| ← 511 | 512 | 513 → |
- Cardinal: five hundred twelve
- Ordinal: 512th (five hundred twelfth)
- Factorization: 2^{9}
- Greek numeral: ΦΙΒ´
- Roman numeral: DXII, dxii
- Binary: 1000000000_{2}
- Ternary: 200222_{3}
- Senary: 2212_{6}
- Octal: 1000_{8}
- Duodecimal: 368_{12}
- Hexadecimal: 200_{16}

= 512 (number) =

512 (five hundred [and] twelve) is the natural number following 511 and preceding 513.

== In mathematics ==
512 is a power of two: 2^{9} (2 to the 9th power) and the cube of 8: 8^{3}.

It is the eleventh Leyland number.

It is also the third Dudeney number.

It is a self number in base 12.

It is a Harshad number in decimal.

It is the cube of the sum of its digits in base 10.

It is the number of directed graphs on 3 labeled nodes.

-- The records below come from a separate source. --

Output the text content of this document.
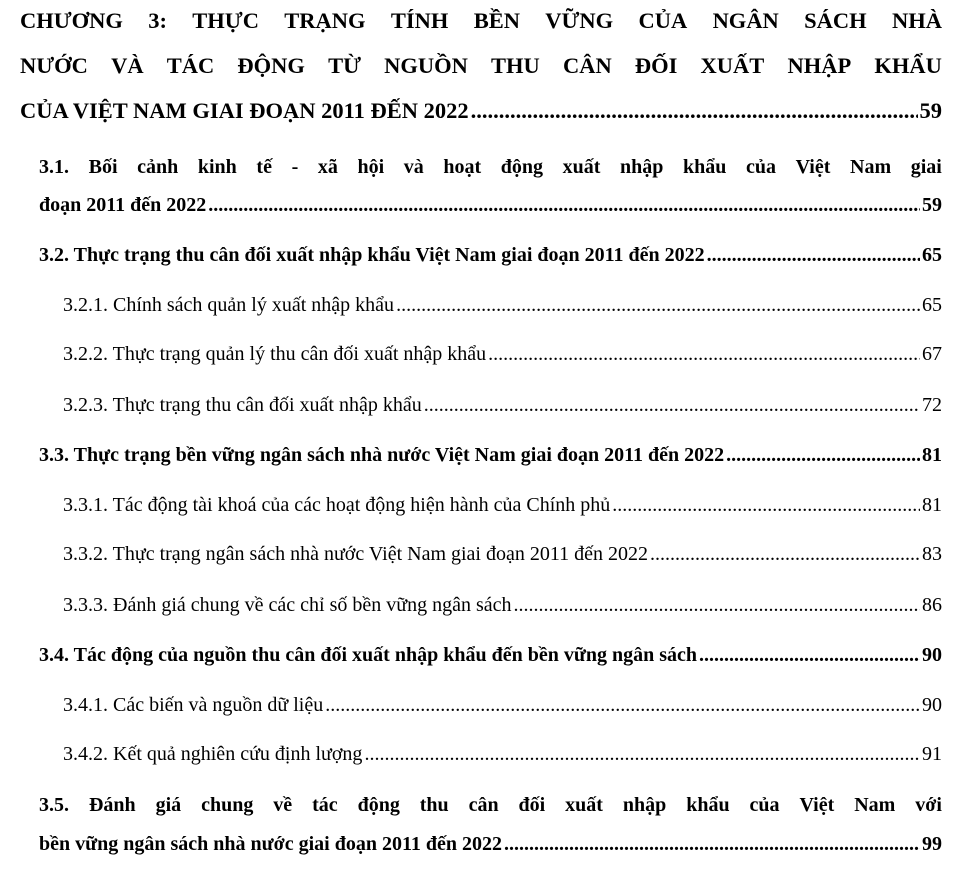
CHƯƠNG 3: THỰC TRẠNG TÍNH BỀN VỮNG CỦA NGÂN SÁCH NHÀ
NƯỚC VÀ TÁC ĐỘNG TỪ NGUỒN THU CÂN ĐỐI XUẤT NHẬP KHẨU
CỦA VIỆT NAM GIAI ĐOẠN 2011 ĐẾN 2022 .....	59
3.1. Bối cảnh kinh tế - xã hội và hoạt động xuất nhập khẩu của Việt Nam giai
đoạn 2011 đến 2022 .....	59
3.2. Thực trạng thu cân đối xuất nhập khẩu Việt Nam giai đoạn 2011 đến 2022 .....	65
3.2.1. Chính sách quản lý xuất nhập khẩu .....	65
3.2.2. Thực trạng quản lý thu cân đối xuất nhập khẩu .....	67
3.2.3. Thực trạng thu cân đối xuất nhập khẩu .....	72
3.3. Thực trạng bền vững ngân sách nhà nước Việt Nam giai đoạn 2011 đến 2022 .....	81
3.3.1. Tác động tài khoá của các hoạt động hiện hành của Chính phủ .....	81
3.3.2. Thực trạng ngân sách nhà nước Việt Nam giai đoạn 2011 đến 2022 .....	83
3.3.3. Đánh giá chung về các chỉ số bền vững ngân sách .....	86
3.4. Tác động của nguồn thu cân đối xuất nhập khẩu đến bền vững ngân sách .....	90
3.4.1. Các biến và nguồn dữ liệu .....	90
3.4.2. Kết quả nghiên cứu định lượng .....	91
3.5. Đánh giá chung về tác động thu cân đối xuất nhập khẩu của Việt Nam với
bền vững ngân sách nhà nước giai đoạn 2011 đến 2022 .....	99
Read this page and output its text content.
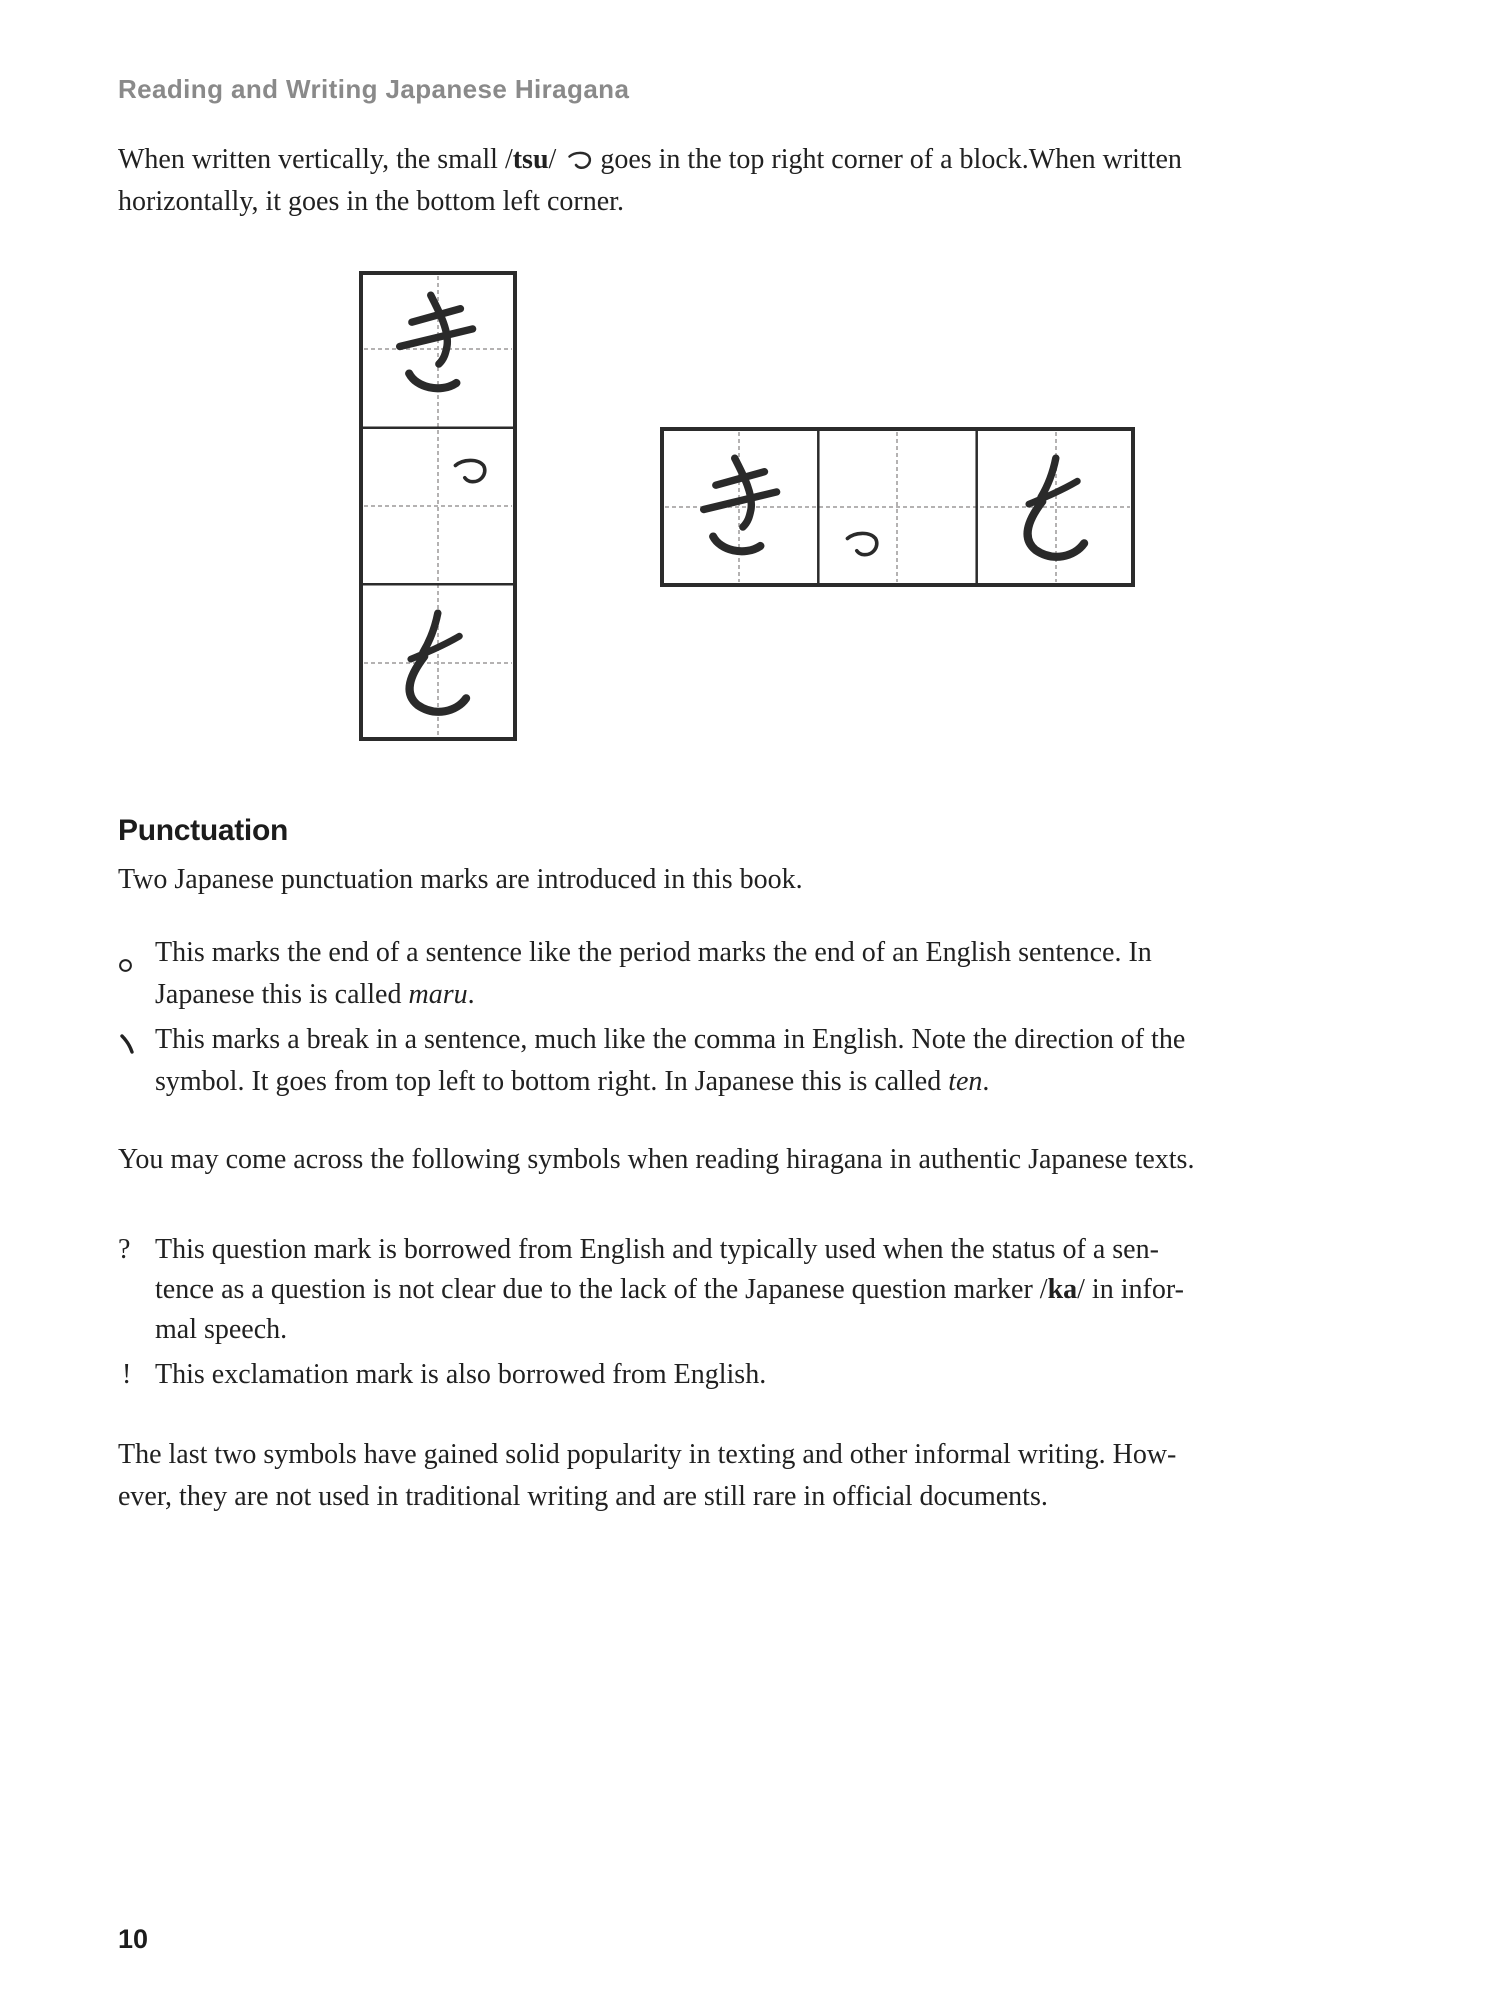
Reading and Writing Japanese Hiragana
When written vertically, the small /tsu/ goes in the top right corner of a block.When written
horizontally, it goes in the bottom left corner.
Punctuation
Two Japanese punctuation marks are introduced in this book.
This marks the end of a sentence like the period marks the end of an English sentence. In
Japanese this is called maru.
This marks a break in a sentence, much like the comma in English. Note the direction of the
symbol. It goes from top left to bottom right. In Japanese this is called ten.
You may come across the following symbols when reading hiragana in authentic Japanese texts.
? This question mark is borrowed from English and typically used when the status of a sen-
tence as a question is not clear due to the lack of the Japanese question marker /ka/ in infor-
mal speech.
! This exclamation mark is also borrowed from English.
The last two symbols have gained solid popularity in texting and other informal writing. How-
ever, they are not used in traditional writing and are still rare in official documents.
10
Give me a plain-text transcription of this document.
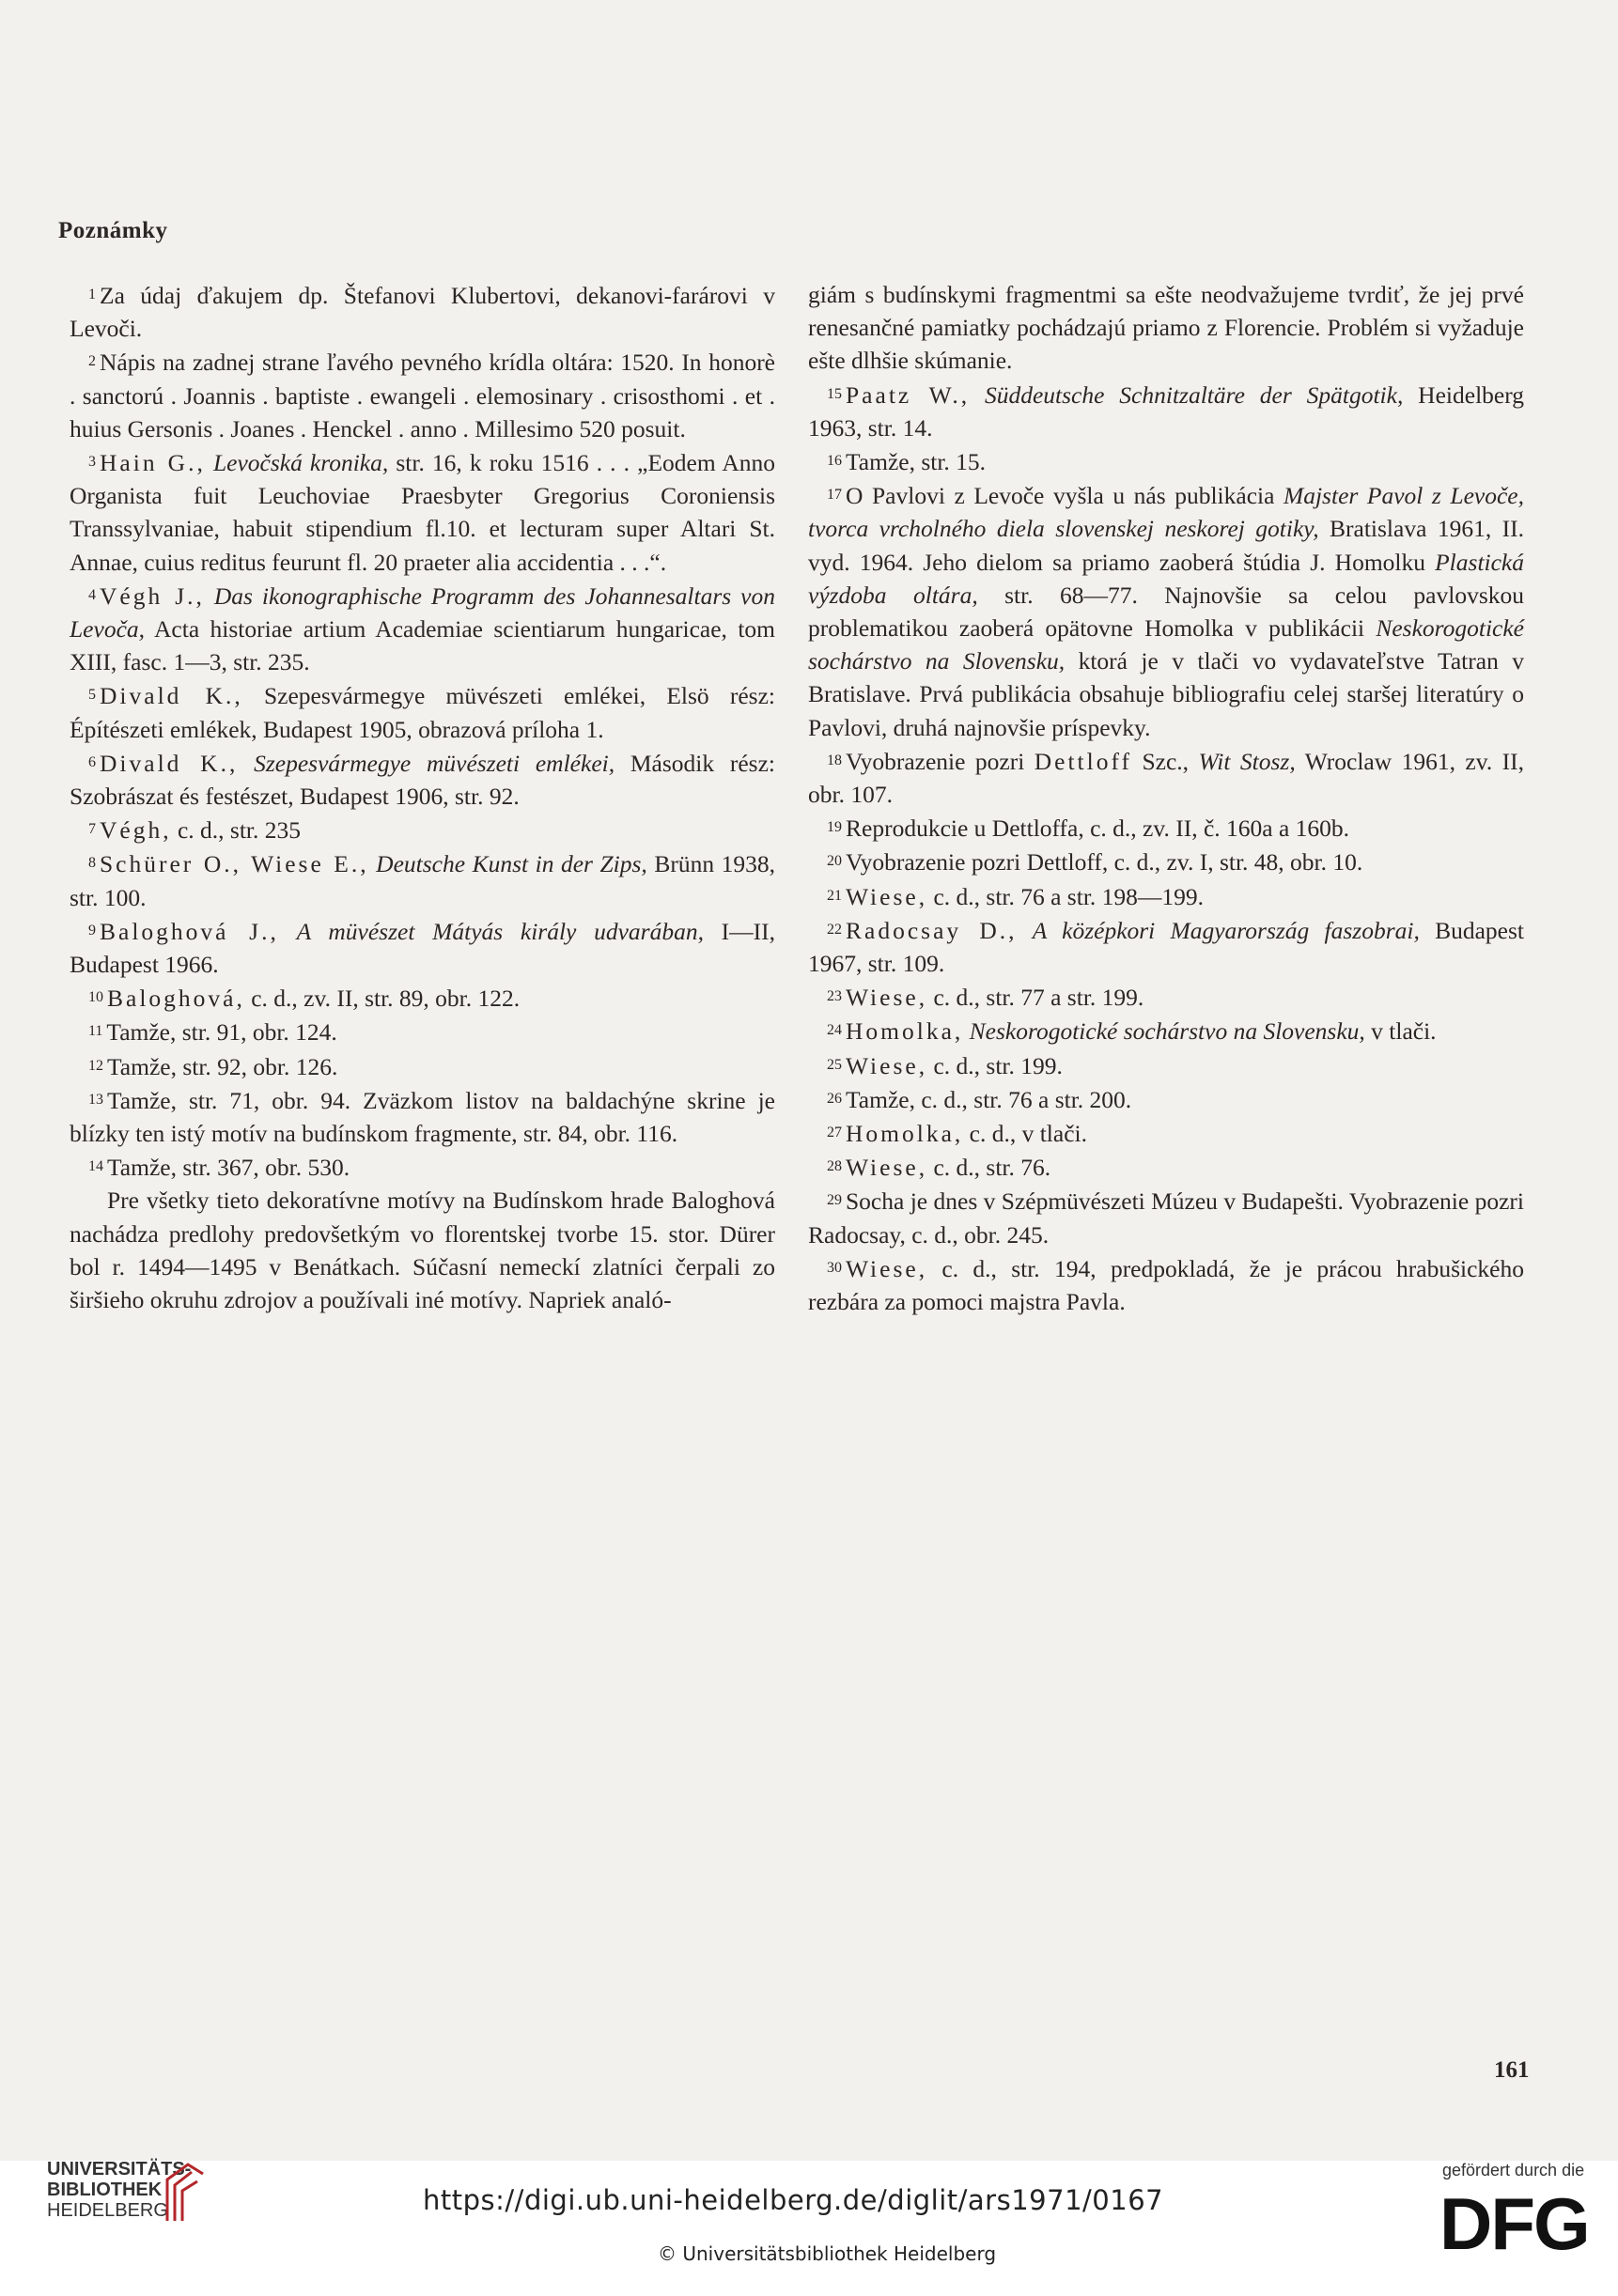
Poznámky

$^1$ Za údaj ďakujem dp. Štefanovi Klubertovi, dekanovi-farárovi v Levoči.

$^2$ Nápis na zadnej strane ľavého pevného krídla oltára: 1520. In honorè . sanctorú . Joannis . baptiste . ewangeli . elemosinary . crisosthomi . et . huius Gersonis . Joanes . Henckel . anno . Millesimo 520 posuit.

$^3$ Hain G., Levočská kronika, str. 16, k roku 1516 . . . „Eodem Anno Organista fuit Leuchoviae Praesbyter Gregorius Coroniensis Transsylvaniae, habuit stipendium fl.10. et lecturam super Altari St. Annae, cuius reditus feurunt fl. 20 praeter alia accidentia . . .“.

$^4$ Végh J., Das ikonographische Programm des Johannesaltars von Levoča, Acta historiae artium Academiae scientiarum hungaricae, tom XIII, fasc. 1—3, str. 235.

$^5$ Divald K., Szepesvármegye müvészeti emlékei, Elsö rész: Építészeti emlékek, Budapest 1905, obrazová príloha 1.

$^6$ Divald K., Szepesvármegye müvészeti emlékei, Második rész: Szobrászat és festészet, Budapest 1906, str. 92.

$^7$ Végh, c. d., str. 235

$^8$ Schürer O., Wiese E., Deutsche Kunst in der Zips, Brünn 1938, str. 100.

$^9$ Baloghová J., A müvészet Mátyás király udvarában, I—II, Budapest 1966.

$^{10}$ Baloghová, c. d., zv. II, str. 89, obr. 122.

$^{11}$ Tamže, str. 91, obr. 124.

$^{12}$ Tamže, str. 92, obr. 126.

$^{13}$ Tamže, str. 71, obr. 94. Zväzkom listov na baldachýne skrine je blízky ten istý motív na budínskom fragmente, str. 84, obr. 116.

$^{14}$ Tamže, str. 367, obr. 530.

Pre všetky tieto dekoratívne motívy na Budínskom hrade Baloghová nachádza predlohy predovšetkým vo florentskej tvorbe 15. stor. Dürer bol r. 1494—1495 v Benátkach. Súčasní nemeckí zlatníci čerpali zo širšieho okruhu zdrojov a používali iné motívy. Napriek analó-

giám s budínskymi fragmentmi sa ešte neodvažujeme tvrdiť, že jej prvé renesančné pamiatky pochádzajú priamo z Florencie. Problém si vyžaduje ešte dlhšie skúmanie.

$^{15}$ Paatz W., Süddeutsche Schnitzaltäre der Spätgotik, Heidelberg 1963, str. 14.

$^{16}$ Tamže, str. 15.

$^{17}$ O Pavlovi z Levoče vyšla u nás publikácia Majster Pavol z Levoče, tvorca vrcholného diela slovenskej neskorej gotiky, Bratislava 1961, II. vyd. 1964. Jeho dielom sa priamo zaoberá štúdia J. Homolku Plastická výzdoba oltára, str. 68—77. Najnovšie sa celou pavlovskou problematikou zaoberá opätovne Homolka v publikácii Neskorogotické sochárstvo na Slovensku, ktorá je v tlači vo vydavateľstve Tatran v Bratislave. Prvá publikácia obsahuje bibliografiu celej staršej literatúry o Pavlovi, druhá najnovšie príspevky.

$^{18}$ Vyobrazenie pozri Dettloff Szc., Wit Stosz, Wroclaw 1961, zv. II, obr. 107.

$^{19}$ Reprodukcie u Dettloffa, c. d., zv. II, č. 160a a 160b.

$^{20}$ Vyobrazenie pozri Dettloff, c. d., zv. I, str. 48, obr. 10.

$^{21}$ Wiese, c. d., str. 76 a str. 198—199.

$^{22}$ Radocsay D., A középkori Magyarország faszobrai, Budapest 1967, str. 109.

$^{23}$ Wiese, c. d., str. 77 a str. 199.

$^{24}$ Homolka, Neskorogotické sochárstvo na Slovensku, v tlači.

$^{25}$ Wiese, c. d., str. 199.

$^{26}$ Tamže, c. d., str. 76 a str. 200.

$^{27}$ Homolka, c. d., v tlači.

$^{28}$ Wiese, c. d., str. 76.

$^{29}$ Socha je dnes v Szépmüvészeti Múzeu v Budapešti. Vyobrazenie pozri Radocsay, c. d., obr. 245.

$^{30}$ Wiese, c. d., str. 194, predpokladá, že je prácou hrabušického rezbára za pomoci majstra Pavla.

161
UNIVERSITÄTS-
BIBLIOTHEK
HEIDELBERG	https://digi.ub.uni-heidelberg.de/diglit/ars1971/0167
© Universitätsbibliothek Heidelberg
gefördert durch die
DFG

It is palindromic in bases 7 (1331_{7}) and 15 (242_{15}).

It is a vertically symmetric number.

== In computing ==
512 bytes is a common disk sector size, and exactly a half of kibibyte.

Internet Relay Chat restricts the size of a message to 510 bytes, which fits to 512-bytes buffers when coupled with the message-separating CRLF sequence.

512 = 2·256 is the highest number of glyphs that the VGA character generator can use simultaneously.

== In music ==
Selena Quintanilla released a song titled El Chico del Apartamento 512 (the title referring to area code 512, which serves Austin, Texas), in 1995.

Lamb of God recorded a song titled "512" for their 2015 album VII: Sturm und Drang. The song was named after the cell number in the Pankrác Prison Randy Blythe was in during his manslaughter case.

Mora and Jhay Cortez recorded a song titled "512" (The number 512 in this song refers to the Percocet 512 pill, a white, round pill whose active substances are acetaminophen and oxycodone hydrochloride) in February of 2021.

== In popular culture ==
512 is a recurring number in the 2022 videogame Signalis.

In the 2022 videogame Who's Lila?, there is a prominent song named "Forest of 512 Sycamores".